China, the world's largest copper consumer, released manufacturing PMIs for April that exceeded expectations. The official PMI came in at 50.3 points, against 50.1 expected, while the private RatingDog/S&P Global PMI, which is more representative of private and export-oriented firms, reached 52.2 points versus the 51.0 forecast, suggesting stronger industrial demand.

Beyond this cyclical improvement, demand remains supported by structural factors such as investments in power grids, renewables, and electric vehicles. In parallel, data centers are becoming a new consumption driver for the red metal. While artificial intelligence does not consume copper directly, it requires significantly denser electrical infrastructure, involving more cabling, transformers, cooling systems, distribution equipment, and internal connections.

According to S&P Global, data centers dedicated to training AI models can require approximately 47 tonnes of copper per megawatt of installed capacity, compared to 30 to 40 tonnes for conventional data centers—an increase of about 34% relative to the midpoint of that range. The same organization estimates that global copper demand could rise from approximately 28 million tonnes in 2025 to over 42 million tonnes by 2040, an increase of nearly 50%, or roughly 2.7% per year, should the needs related to grids, electrification, and new digital infrastructure be confirmed.

Faced with this rising demand, supply remains constrained by long mining development lead times and the difficulty of rapidly replacing existing deposits.
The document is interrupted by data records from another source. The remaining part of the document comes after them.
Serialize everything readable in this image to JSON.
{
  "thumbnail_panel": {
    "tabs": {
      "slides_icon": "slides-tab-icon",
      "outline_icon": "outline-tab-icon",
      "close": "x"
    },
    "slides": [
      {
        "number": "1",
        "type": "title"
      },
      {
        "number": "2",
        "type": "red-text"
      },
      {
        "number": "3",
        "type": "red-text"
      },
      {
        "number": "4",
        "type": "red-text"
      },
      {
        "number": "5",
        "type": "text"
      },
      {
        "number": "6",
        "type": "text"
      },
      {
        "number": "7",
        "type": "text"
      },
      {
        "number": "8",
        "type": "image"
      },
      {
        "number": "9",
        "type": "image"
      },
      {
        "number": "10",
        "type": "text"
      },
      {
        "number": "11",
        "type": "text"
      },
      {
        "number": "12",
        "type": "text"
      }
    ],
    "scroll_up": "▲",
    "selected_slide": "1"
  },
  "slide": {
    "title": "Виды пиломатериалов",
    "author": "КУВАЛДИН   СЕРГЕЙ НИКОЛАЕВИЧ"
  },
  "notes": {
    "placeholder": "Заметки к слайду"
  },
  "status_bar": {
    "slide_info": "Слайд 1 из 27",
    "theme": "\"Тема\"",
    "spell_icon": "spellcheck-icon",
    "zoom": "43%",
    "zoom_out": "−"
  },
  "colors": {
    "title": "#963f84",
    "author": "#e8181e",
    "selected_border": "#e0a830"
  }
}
Tensions are further exacerbated by current supply constraints on sulfuric acid, an input used in processing certain copper ores, whose limited availability can hamper production in some regions. The market is currently near equilibrium, but the gap could widen in the longer term, as S&P Global estimates that global production will peak at around 33 million tonnes as early as 2030.

Without an acceleration in mining investment and recycling, a potential deficit of 10 million tonnes by 2040 would leave the market facing a brutal adjustment, with higher prices serving to ration available copper and displace the least profitable uses.